Besides, Ind-Ra expects sugar exports to moderate from the SS20 historical high.
“India exported 5.7 million tonnes (mnt) of sugar in SS20 and reports indicate an export of another 0.2-0.3mnt during October-December 2020, thus almost achieving the entire MAEQ target of 6mnt for the season.”
“The increase in exports is mainly attributable to the opening up of Indonesian market as the country extended its preferential lower import duty to Indian sugar amid a decline in sugar production in Thailand. Besides, imports to Iran increased to at least a 15-year high, with Iran and Indonesia together importing 1.7mnt of sugar in SS20.”
However, it pointed out that while MAEQ has been kept unchanged at 6mnt for SS21, exports are likely to reduce to around 5mnt on account of lower subsidy which could impact the competitiveness if prices decline post the arrival of Brazilian sugar in April.

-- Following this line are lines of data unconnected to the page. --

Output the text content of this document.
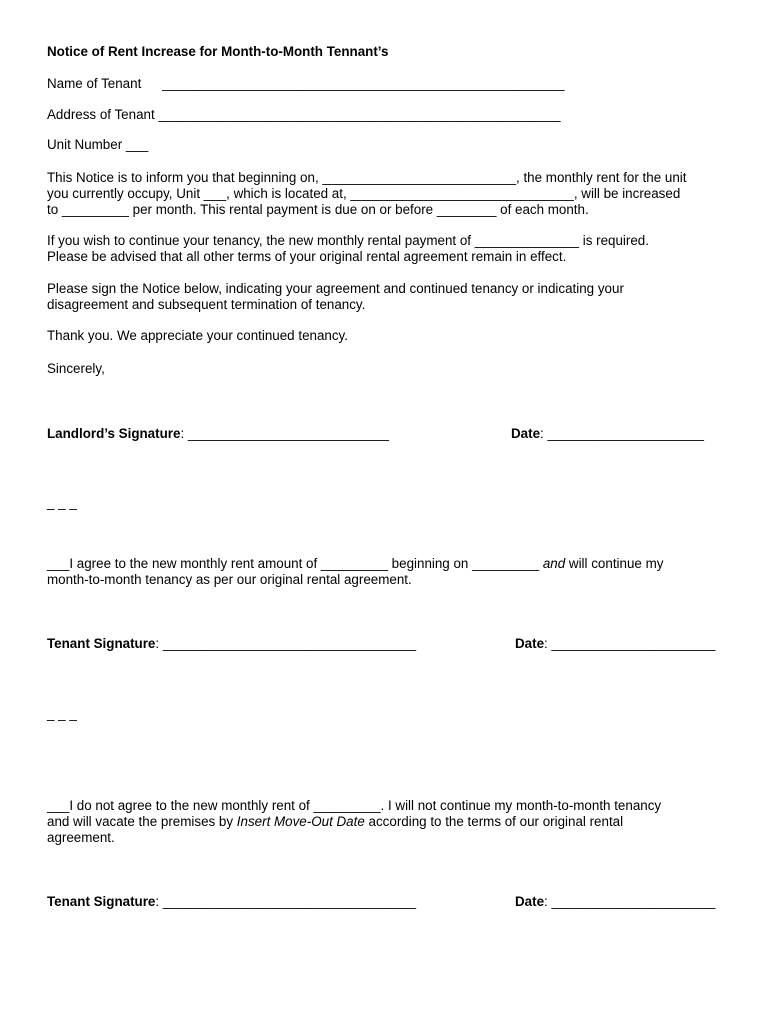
Notice of Rent Increase for Month-to-Month Tennant’s
Name of Tenant ______________________________________________________
Address of Tenant ______________________________________________________
Unit Number ___
This Notice is to inform you that beginning on, __________________________, the monthly rent for the unit
you currently occupy, Unit ___, which is located at, ______________________________, will be increased
to _________ per month. This rental payment is due on or before ________ of each month.
If you wish to continue your tenancy, the new monthly rental payment of ______________ is required.
Please be advised that all other terms of your original rental agreement remain in effect.
Please sign the Notice below, indicating your agreement and continued tenancy or indicating your
disagreement and subsequent termination of tenancy.
Thank you. We appreciate your continued tenancy.
Sincerely,
Landlord’s Signature: ___________________________	Date: _____________________
_ _ _
___I agree to the new monthly rent amount of _________ beginning on _________ and will continue my
month-to-month tenancy as per our original rental agreement.
Tenant Signature: __________________________________	Date: ______________________
_ _ _
___I do not agree to the new monthly rent of _________. I will not continue my month-to-month tenancy
and will vacate the premises by Insert Move-Out Date according to the terms of our original rental
agreement.
Tenant Signature: __________________________________	Date: ______________________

Furthermore, exports to Iran could reduce amid an increase in the country’s production and shortage of Indian rupee.
Nevertheless, continued government focus via increase in ethanol prices is likely to not only improve distillery profits for the season but also spur capex in the segment.
In October 2020, the CCEA, had announced an increase in ethanol procurement prices for the ethanol supply season (December-November) 2021.
The prices have been increased by 4-7 per cent for various feedstocks of sugarcane-based ethanol, with the highest being Rs 3.6 per litre for ‘B-heavy molasses’ route.
In addition, the ratings agency expects the domestic oversupply to continue in SS21 due to high carryover stocks and an increase in production.
“While the 18 per cent YoY decline in production to 27.2mnt in SS20 reduced the stock to 10.6mnt, it remains significantly higher than the normative carry forward requirement.”
“Sugar production increased 61 per cent YoY to 7.4mnt up to mid-December 2020, led by a rebound in Maharashtra. Ind-Ra expects sugar production to increase to 30.5mnt in SS21, factoring in cane diversion equivalent to 1.5mnt of sugar.”